Actualité - Enseignement

Il y a 80 ans, Irène Curie, première femme au gouvernement

Mathilde Regnault
06/06/2016
Partager
La fille aînée de Marie Curie a un parcours exceptionnel en tant que femme scientifique et citoyenne. Elle est l’une des trois femmes appelées au gouvernement en juin 1936.
Irène Curie

Irène Curie, épouse Joliot, est nommée sous-secrétaire d’Etat à la Recherche scientifique." Nous sommes le 4 juin 1936. Il y a 80 ans. Un mois après la victoire électorale du Front Populaire et à la demande du président de la République Albert Lebrun, Léon Blum chargé de constituer le nouveau gouvernement présente son équipe lors d’une cérémonie de passation des pouvoirs à l’Elysée.

A propos des actualités filmées de l’événement, l’INA fait remarquer que "le commentaire ne cite aucun nom de ministre et ne retient comme principale nouveauté de ce nouveau gouvernement que la présence de trois femmes avec le rang de secrétaire d'Etat : Suzanne Lacore à la Protection de l'Enfance et de la Santé publique ; Irène Joliot-Curie à la Recherche ; Cécile Brunschvicg à l'Education". Cette nomination de femmes est à la fois une première et un paradoxe : ces femmes sont nommées ministres ou sous-secrétaires d’Etat alors que comme toutes les Françaises, elles ne sont ni électrices, ni même éligibles.
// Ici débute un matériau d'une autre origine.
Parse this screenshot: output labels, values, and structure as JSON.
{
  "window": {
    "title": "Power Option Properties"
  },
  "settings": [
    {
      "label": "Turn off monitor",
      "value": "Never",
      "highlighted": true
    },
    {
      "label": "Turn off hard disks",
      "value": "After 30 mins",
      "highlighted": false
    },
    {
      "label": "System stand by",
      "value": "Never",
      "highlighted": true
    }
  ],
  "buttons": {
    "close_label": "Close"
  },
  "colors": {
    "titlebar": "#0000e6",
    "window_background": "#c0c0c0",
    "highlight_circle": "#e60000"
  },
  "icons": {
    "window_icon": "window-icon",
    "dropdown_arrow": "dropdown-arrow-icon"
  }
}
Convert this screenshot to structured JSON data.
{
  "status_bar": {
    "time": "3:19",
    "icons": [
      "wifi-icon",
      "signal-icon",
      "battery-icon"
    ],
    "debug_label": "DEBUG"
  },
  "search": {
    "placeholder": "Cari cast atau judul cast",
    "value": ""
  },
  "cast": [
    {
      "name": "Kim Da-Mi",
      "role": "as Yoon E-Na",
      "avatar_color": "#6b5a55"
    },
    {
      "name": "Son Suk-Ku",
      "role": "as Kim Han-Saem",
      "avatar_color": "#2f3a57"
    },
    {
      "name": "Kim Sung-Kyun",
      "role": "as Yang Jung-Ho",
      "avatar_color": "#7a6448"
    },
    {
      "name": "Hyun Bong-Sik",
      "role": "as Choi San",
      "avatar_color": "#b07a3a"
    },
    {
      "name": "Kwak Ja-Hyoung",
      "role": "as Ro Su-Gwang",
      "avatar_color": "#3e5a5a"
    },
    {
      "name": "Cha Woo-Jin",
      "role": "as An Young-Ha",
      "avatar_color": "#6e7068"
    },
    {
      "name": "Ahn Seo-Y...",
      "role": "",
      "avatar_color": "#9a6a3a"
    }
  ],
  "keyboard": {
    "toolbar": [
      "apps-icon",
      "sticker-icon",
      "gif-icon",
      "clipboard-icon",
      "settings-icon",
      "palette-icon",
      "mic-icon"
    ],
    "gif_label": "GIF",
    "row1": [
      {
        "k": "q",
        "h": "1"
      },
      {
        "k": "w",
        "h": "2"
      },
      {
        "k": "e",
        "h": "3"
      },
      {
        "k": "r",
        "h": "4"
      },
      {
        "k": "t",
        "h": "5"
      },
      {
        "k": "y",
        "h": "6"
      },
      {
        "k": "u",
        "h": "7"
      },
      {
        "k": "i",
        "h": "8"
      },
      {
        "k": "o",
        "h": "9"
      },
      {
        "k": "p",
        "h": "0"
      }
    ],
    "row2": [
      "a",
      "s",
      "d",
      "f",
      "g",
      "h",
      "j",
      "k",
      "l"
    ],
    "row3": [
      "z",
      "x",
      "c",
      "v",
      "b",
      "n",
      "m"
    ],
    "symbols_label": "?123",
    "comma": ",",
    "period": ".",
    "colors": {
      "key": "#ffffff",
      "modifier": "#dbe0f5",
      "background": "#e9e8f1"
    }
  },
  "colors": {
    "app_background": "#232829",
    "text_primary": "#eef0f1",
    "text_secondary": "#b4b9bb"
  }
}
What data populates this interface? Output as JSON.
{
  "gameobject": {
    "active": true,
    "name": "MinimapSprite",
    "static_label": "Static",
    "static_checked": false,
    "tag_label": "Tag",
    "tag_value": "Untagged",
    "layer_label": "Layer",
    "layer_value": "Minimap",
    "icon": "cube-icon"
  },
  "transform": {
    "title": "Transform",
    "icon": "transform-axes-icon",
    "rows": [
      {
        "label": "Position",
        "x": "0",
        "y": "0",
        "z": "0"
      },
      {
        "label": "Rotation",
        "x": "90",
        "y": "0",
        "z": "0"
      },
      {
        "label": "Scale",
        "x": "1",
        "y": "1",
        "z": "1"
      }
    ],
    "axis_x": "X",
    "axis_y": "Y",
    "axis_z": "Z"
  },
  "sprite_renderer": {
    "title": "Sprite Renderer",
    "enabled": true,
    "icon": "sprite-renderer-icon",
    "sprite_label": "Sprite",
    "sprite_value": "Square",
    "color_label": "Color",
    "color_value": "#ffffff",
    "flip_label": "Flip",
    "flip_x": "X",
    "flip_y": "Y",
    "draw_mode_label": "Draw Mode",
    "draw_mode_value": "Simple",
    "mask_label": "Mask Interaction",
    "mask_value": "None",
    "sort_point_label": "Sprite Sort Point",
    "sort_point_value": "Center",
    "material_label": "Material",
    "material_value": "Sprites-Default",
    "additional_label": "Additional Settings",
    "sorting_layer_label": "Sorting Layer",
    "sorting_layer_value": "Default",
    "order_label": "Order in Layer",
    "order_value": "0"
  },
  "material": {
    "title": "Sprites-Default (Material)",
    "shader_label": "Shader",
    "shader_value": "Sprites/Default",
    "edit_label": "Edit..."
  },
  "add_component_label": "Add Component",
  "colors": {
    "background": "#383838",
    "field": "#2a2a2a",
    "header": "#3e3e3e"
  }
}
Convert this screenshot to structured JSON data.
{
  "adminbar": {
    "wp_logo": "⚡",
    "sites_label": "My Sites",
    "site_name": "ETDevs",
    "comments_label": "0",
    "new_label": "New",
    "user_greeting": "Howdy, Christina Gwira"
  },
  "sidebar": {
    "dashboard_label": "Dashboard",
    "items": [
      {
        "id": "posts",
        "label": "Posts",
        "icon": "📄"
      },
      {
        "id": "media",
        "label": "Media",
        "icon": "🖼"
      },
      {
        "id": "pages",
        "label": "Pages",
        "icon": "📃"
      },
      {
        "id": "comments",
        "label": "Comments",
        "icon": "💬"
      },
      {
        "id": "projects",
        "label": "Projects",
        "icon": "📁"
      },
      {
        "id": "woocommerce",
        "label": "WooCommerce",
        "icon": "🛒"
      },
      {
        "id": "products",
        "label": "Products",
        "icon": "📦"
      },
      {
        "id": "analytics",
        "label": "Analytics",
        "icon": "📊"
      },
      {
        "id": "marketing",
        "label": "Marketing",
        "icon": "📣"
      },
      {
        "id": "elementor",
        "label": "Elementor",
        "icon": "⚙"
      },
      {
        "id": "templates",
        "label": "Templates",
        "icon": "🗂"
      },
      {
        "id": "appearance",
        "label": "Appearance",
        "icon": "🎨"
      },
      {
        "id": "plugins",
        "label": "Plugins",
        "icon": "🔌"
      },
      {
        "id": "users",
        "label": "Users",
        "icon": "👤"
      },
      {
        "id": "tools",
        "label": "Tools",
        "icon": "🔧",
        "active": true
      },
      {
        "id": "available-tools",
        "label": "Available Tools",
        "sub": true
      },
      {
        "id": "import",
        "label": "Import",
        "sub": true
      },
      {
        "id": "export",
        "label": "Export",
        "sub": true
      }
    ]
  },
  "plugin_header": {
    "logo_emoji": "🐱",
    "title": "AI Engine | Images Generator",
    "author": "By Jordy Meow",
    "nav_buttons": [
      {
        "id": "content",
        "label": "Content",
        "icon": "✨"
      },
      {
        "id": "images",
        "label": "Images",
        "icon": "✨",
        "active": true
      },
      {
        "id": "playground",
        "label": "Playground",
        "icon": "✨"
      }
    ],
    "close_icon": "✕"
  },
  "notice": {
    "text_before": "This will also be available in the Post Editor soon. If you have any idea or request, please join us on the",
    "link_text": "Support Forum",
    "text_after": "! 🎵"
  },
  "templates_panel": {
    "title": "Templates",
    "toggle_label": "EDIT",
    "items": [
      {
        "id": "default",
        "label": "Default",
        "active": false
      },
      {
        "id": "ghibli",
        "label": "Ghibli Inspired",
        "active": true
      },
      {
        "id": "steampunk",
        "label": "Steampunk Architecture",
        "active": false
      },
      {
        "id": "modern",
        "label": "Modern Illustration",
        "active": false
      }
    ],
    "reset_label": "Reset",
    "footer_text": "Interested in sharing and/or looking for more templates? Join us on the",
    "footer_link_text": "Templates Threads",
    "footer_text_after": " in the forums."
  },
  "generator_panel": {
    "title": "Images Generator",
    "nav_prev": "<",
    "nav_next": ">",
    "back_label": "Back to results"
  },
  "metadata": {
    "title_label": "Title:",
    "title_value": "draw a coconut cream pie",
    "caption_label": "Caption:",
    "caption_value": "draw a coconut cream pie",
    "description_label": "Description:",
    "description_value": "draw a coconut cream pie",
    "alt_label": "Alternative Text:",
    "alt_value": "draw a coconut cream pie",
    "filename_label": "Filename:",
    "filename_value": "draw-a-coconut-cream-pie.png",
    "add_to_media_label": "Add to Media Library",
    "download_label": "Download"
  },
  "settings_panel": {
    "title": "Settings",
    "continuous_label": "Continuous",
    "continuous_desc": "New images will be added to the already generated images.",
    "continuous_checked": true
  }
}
Certes, aucune de ces trois membres du gouvernement ne prit jamais la parole dans l’hémicycle de l’Assemblée Nationale. Cette place accordée au genre féminin ne fut d’ailleurs pas renouvelé avant 1946, deux ans après le droit de vote des femmes.

L’innovation repose également dans le fait que la recherche scientifique dispose pour la première fois d’un ministère de tutelle sous la forme d’un sous-secrétariat d’Etat.

Lauréate depuis décembre 1935, avec son mari Frédéric Joliot-Curie, d’un prix Nobel de’ chimie pour leurs travaux sur la radioactivité artificielle, Irène Curie accepte cette mission… pour trois mois seulement. L’été 1936, elle participe ainsi à jeter les bases des missions et des ambitions du gouvernement dans ce domaine. Elle démissionne le 28 septembre 1936 pour reprendre pleinement la direction de ses travaux de recherche à l’Institut du Radium qui deviendra plus tard l’Institut Curie.